Throughout the abbreviated training camp, Broncos leadership consistently talked about the importance of being nimble, of being ready to adjust in a season they believed would be unlike any other. But at the time they were talking about COVID-19 and the impact the virus could have on a team's roster.
The potential impact of COVID-19 still hovers around the Broncos, but it's not the cause of their current problems, and depth additions and rookies are now having to hold the line following an 0-2 start. At the front of that group, at least in the short term, are backup quarterback Jeff Driskel and cornerback Michael Ojemudia. Driskel has said "it's my job to be ready at all times." He completed 18 of 34 passes for 256 yards with two touchdowns and an interception against the Steelers.
"Driskel came in and did a heck of a job for our team," guard Dalton Risner said. "He had confidence, was a leader out there."
Steelers quarterback Ben Roethlisberger consistently targeted Ojemudia, who is playing in Bouye's spot.
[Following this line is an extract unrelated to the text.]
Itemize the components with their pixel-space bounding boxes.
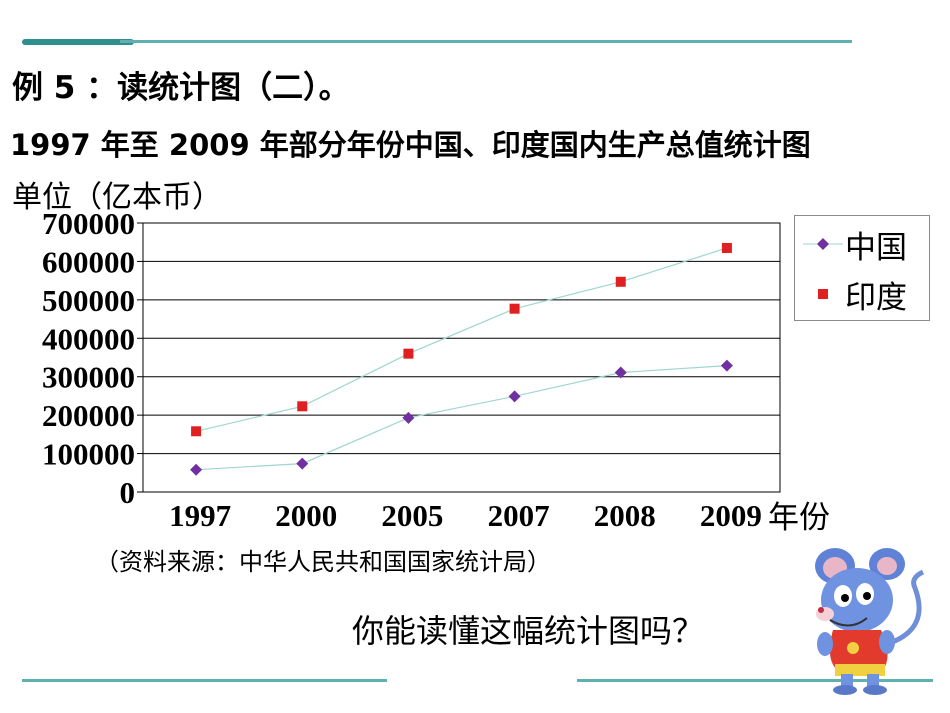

When Ojemudia had the chance to get at least some payback, he didn't hang on to an interception and the Steelers scored two plays later. Ojemudia later lost the hand-fighting battle with Steelers rookie wide receiver Chase Claypool as Claypool broke free for an 84-yard catch-and-run touchdown.
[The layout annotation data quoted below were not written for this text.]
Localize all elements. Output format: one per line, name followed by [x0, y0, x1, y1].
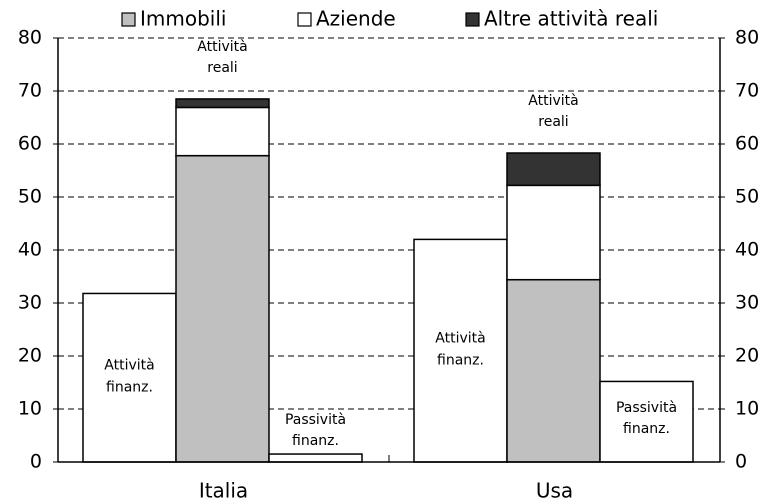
y2-tick-label: 70 [735, 80, 759, 102]
y2-tick-label: 80 [735, 27, 759, 49]
financial-liabilities-label: finanz. [292, 433, 339, 449]
legend-label: Aziende [316, 7, 396, 31]
y2-tick-label: 0 [735, 451, 747, 473]
financial-liabilities-label: Passività [285, 412, 346, 428]
financial-assets-label: Attività [435, 331, 485, 347]
financial-liabilities-label: finanz. [623, 421, 670, 437]
y-tick-label: 40 [18, 239, 42, 261]
financial-liabilities-bar [268, 453, 363, 463]
real-assets-segment [506, 152, 601, 187]
legend-label: Altre attività reali [484, 7, 658, 31]
financial-assets-label: Attività [104, 358, 154, 374]
real-assets-label: reali [207, 60, 237, 76]
real-assets-label: Attività [528, 93, 578, 109]
real-assets-segment [175, 106, 270, 157]
y2-tick-label: 30 [735, 292, 759, 314]
y-tick-label: 30 [18, 292, 42, 314]
legend-swatch [297, 12, 312, 27]
y-tick-label: 20 [18, 345, 42, 367]
y-tick-label: 60 [18, 133, 42, 155]
real-assets-label: reali [538, 114, 568, 130]
legend-label: Immobili [140, 7, 226, 31]
y2-tick-label: 10 [735, 398, 759, 420]
legend-swatch [465, 12, 480, 27]
y2-tick-label: 60 [735, 133, 759, 155]
real-assets-segment [506, 278, 601, 463]
financial-liabilities-bar [599, 380, 694, 463]
x-tick-label: Usa [536, 479, 573, 502]
real-assets-segment [175, 154, 270, 463]
y-tick-label: 70 [18, 80, 42, 102]
financial-assets-bar [413, 238, 508, 463]
real-assets-segment [506, 184, 601, 281]
y2-tick-label: 40 [735, 239, 759, 261]
legend-background [110, 4, 695, 34]
y-tick-label: 50 [18, 186, 42, 208]
financial-assets-label: finanz. [437, 353, 484, 369]
y2-tick-label: 50 [735, 186, 759, 208]
y-tick-label: 0 [30, 451, 42, 473]
financial-assets-bar [82, 292, 177, 463]
real-assets-label: Attività [197, 39, 247, 55]
financial-liabilities-label: Passività [616, 400, 677, 416]
y2-tick-label: 20 [735, 345, 759, 367]
x-tick-label: Italia [199, 479, 248, 502]
financial-assets-label: finanz. [106, 380, 153, 396]
y-tick-label: 10 [18, 398, 42, 420]
legend-swatch [121, 12, 136, 27]
real-assets-segment [175, 98, 270, 109]
y-tick-label: 80 [18, 27, 42, 49]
"I have to be better," Ojemudia said following the game. "And I will be."
"If he's going to play corner in this league for a long time, he's got to be able to come back from plays like that," Fangio said. "He can't let them linger and he can't let them affect the next plays that follow. He's going to get beat. If you play enough snaps in the NFL at corner, you're going to give up some stuff. The important thing is how you react to them and how you come back. I think Mike is the right kind of guy to do that."
For Ojemudia, or any of the backups now playing, though, the Broncos have to accept help isn't on the way anytime soon.
"Talking about leadership, guys that are leaders on this team have to find ways to make those plays so that we can have the outcome that we want," said safety Justin Simmons. "It doesn't matter how ugly a game is as long as we find a way to win. That's the biggest thing right now. You have to put it on the leaders of the team to find ways to close out games like that and make the plays where they need to be made."